И вечерние разговоры у Кадакиных прежде были обычными: про погоду, про картошку и колорадского жука; про дочкину семью, особенно про внука. Они - в городе. Хоть и близко, а рукой не достанешь.
Но это - прежде. Нынче, который уже день, все по-другому. Днем оба - на работе. Придут - дел полно по хозяйству, некогда языки чесать. А вот потом, когда свечереет, обычно-то возле летней кухни, под навесом - долгий ужин, да чай, да тары-бары. А нынче - все по-другому: наскоро поужинают опустив глаза, да еще радио включат, будто оно кому-то нужно. Поужинают - и опять по двору разбредутся. Хозяйка - к поросятам да птице, вроде приглядеть да запереть на ночь.
Во дворе тихо, на улице, по всей округе, - вечерний покой, и потому так явственно слышен негромкий голос хозяйки, она свою живность корит:
- Грамотные стали?.. Да... Не хотите абы чего жрать, премудрые?.. Слаженого вам да соложеного? Пирожных? - А потом печальней и тише: - Вот скоро... Без меня... придет вам пост, прижми хвост. Вспомянете... - И сбивается голос вовсе на шепот, на слезы, украдкой, с оглядкой на мужа.
Но тот - далеко. Он возле дома сидит на низенькой скамеечке, курит, собаке внушает:
- Грей... Грейка... Ты чего отвернулся? С тобой гутарят, а ты вроде гребаешь. Не имей такой привычки, Грея. Ну чего ты? Ты просил, и я тебя искупал из шланга, прохладил. Все по-хорошему. А ты отворачиваешься. Это уже наглость, Грейка. Да, да... Ты меня слышишь, Грея? Ты все слышишь, но ты не хочешь слушать. Эх, Грейка, Грейка... Дурак ты, Грейка, и боле никто. Ничего ты не знаешь, не понимаешь. Лишь с виду вроде премудрый, а дурак дураком. И нечего обижаться...

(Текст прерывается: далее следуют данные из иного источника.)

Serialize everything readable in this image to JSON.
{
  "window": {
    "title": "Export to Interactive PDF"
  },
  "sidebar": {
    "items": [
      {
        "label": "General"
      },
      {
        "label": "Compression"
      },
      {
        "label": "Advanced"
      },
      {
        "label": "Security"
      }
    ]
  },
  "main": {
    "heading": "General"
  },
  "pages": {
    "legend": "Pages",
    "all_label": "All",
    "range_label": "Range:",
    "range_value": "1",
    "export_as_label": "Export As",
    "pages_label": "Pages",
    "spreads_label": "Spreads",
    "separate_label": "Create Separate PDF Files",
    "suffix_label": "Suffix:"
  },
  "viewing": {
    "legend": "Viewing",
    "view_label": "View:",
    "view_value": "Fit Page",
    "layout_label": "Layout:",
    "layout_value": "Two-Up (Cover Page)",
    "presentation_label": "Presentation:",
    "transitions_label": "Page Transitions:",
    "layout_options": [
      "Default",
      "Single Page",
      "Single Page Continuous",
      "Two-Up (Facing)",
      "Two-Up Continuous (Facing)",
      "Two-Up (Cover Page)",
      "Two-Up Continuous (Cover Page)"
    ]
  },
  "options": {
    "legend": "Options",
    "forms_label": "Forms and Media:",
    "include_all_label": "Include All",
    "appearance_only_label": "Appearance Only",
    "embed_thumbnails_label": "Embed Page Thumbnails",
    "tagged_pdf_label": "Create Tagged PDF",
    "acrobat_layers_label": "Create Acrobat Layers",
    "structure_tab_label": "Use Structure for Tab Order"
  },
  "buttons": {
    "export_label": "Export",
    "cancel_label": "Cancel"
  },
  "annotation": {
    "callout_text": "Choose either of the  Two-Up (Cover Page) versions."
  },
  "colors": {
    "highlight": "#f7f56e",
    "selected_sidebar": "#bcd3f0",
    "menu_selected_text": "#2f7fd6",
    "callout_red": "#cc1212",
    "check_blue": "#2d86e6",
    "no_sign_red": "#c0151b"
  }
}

Хозяин смолкает. Горло вдруг перехватывает, саднит. И глаза... нет, он не плачет. Степану не положено плакать: полсотни лет, сухощавый, крепкий, лучший механик в автохозяйстве, внуку вот-вот десять лет стукнет. Даже пацаном не плакал, а потом и вовсе... Хотя бывало... Всякое бывало. Но плакать не положено. Не баба. Это они - тонкослезые.